Rough 'n Ready Audio Frequency extraction with a PIC

[HankMcSpank]

HankMcSpank ,I would personally count the time between interrupts instead of the number of interrupts in 1/2 second. That way you can increase the low end resolution you are looking for. Even a 1000 hz clock will give you .1% resolution at 100 hz....

Dave Purola,
N8NTA

Dave you're right on the money there - I'm now getting much better stability with your suggested method, here's what I'm seeing onscreen for Timer1 counts between comparator interrupts (this was for approx 100Hz)...

Timer1 Count= 5007
Timer1 Count= 5005
Timer1 Count= 5007
Timer1 Count= 5004
Timer1 Count= 5007
Timer1 Count= 5004
Timer1 Count= 5007
Timer1 Count= 5005
Timer1 Count= 5007
Timer1 Count= 5004
Timer1 Count= 5007
Timer1 Count= 5005
Timer1 Count= 5007
Timer1 Count= 5004
Timer1 Count= 5007
Timer1 Count= 5004
Timer1 Count= 5007
Timer1 Count= 5004


...so my jitter is now something like 0.001% - that couls be down to my sigen not being stable even - it has been known to drift about a bit)
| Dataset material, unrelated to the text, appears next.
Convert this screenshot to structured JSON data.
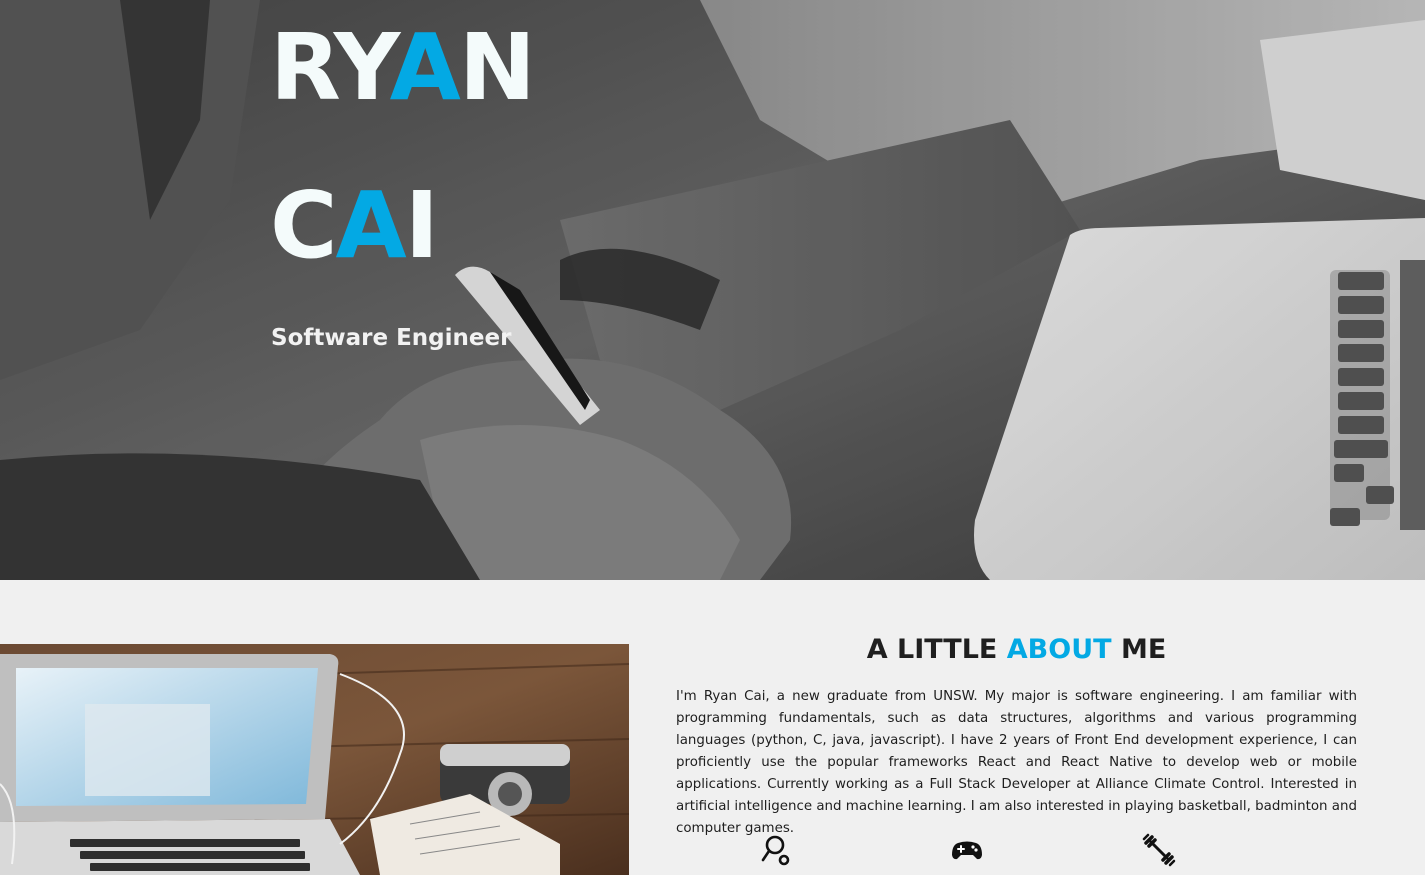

I've got a bit of a mental block with the last remaining bit though (converting to frequency in hertz! - which for all I don't actually need the result in Hz - as I'll just be comparing on the timer count alone to establish whether of not the frequency is stable - it'd be a nice to have!!)

So, what I'm seeing with my timer counts...

A 'Timer1 count' of 5000 equals 100Hz
A 'Timer1 count' of 500 = 1000Hz
Therefore the timer clock cycle = 2us (0.000002s)

What formula do I use to convert my Timer1 count into Hertz? (it's the floating point aspect that messing me up - else I'd just use this simple formula....

1 / ('timer1 count' * 0.000002)

If I add to the left side of the equation (to take the right hand side out of 'decimals' territory)...it cranks up into the millions - tilt!!!!

So how should I approach this Hertz conversion?